For as chic as fondue (from the French word fondre—to melt) is today, one might not guess its humble beginnings. During the Middle Ages in Burgundy, France, it is said that vineyard workers invented what we know as meat fondue. They set a boiling pot of oil in the middle of the vineyard so workers could cook pieces of raw meat during short breaks. In 18th-century Switzerland, cheese fondue developed as a means for the peasant classes to eat their aging cheeses and stale bread through winter. During the mid-20th century, Americans decided to melt chocolate, and voila!, another version of fondue was born.
At La Petite Fondue, diners experience the full gamut of fondue history in a warm, artful, unhurried setting.
La Petite owner Ming Cao and his wife, Haiquing Ren, have been restaurateurs together for 30 years. Cao, an oil painting teacher by trade, came to the United States from China at the age of 36. He began American life as a dishwasher at a Chinese restaurant in New York City. He laughs remembering that time,
“For 10 years I am a teacher. Then I come to America and work as a dishwasher!” Cao, with his enduring smile, laughs while moving his hand through the air in a plummeting fashion. But Cao was a quick learner. Within six months he earned the position of head chef. Within a year, Ren, also a teacher in China, joined him. They married, moved to Roanoke and began their joint entrepreneurial restaurant careers.
For decades, Cao and Ren offered Roanokers Asian cuisine in small family-style settings. They started with Chinese restaurants. However, when the informal Chinese buffets came to town, the couple couldn’t compete, nor did they care to abandon their commitment to the intimate family dining experience. They decided to put their efforts into Japanese restaurants, owning several over the next many years, some still in existence today (Sakura and Ichiban).
Eventually, Cao and Ren decided it was time to retire. Cao wanted to devote more time to painting, both wanted a more relaxed lifestyle. They sold Ichiban (their restaurant at the time) and tried the retirement life. After two years, Cao was bored. “Retirement is boring,” Cao laughs, while Ren, sitting beside him, smiles and shakes her head.
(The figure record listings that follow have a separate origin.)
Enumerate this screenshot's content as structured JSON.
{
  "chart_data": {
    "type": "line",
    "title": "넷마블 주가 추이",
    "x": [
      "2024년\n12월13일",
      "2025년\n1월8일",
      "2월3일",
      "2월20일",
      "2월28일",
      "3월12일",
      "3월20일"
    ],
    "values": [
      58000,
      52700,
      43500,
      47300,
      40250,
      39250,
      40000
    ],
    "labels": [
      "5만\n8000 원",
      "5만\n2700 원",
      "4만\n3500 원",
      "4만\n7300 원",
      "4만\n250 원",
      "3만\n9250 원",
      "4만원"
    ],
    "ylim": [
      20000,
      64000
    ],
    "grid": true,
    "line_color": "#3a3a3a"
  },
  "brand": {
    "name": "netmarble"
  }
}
It was around this time that the Cao family experienced The Melting Pot, a chain fondue restaurant. They fell in love. Cao says he started checking the restaurant’s website, hoping one would come to Roanoke. After two years of waiting, Cao decided he would open one himself. “The Melting Pot [type] restaurant is my dream,” says Cao smiling and waxing nostalgic. “It is so neat and cozy. Roanoke needs a restaurant like this.”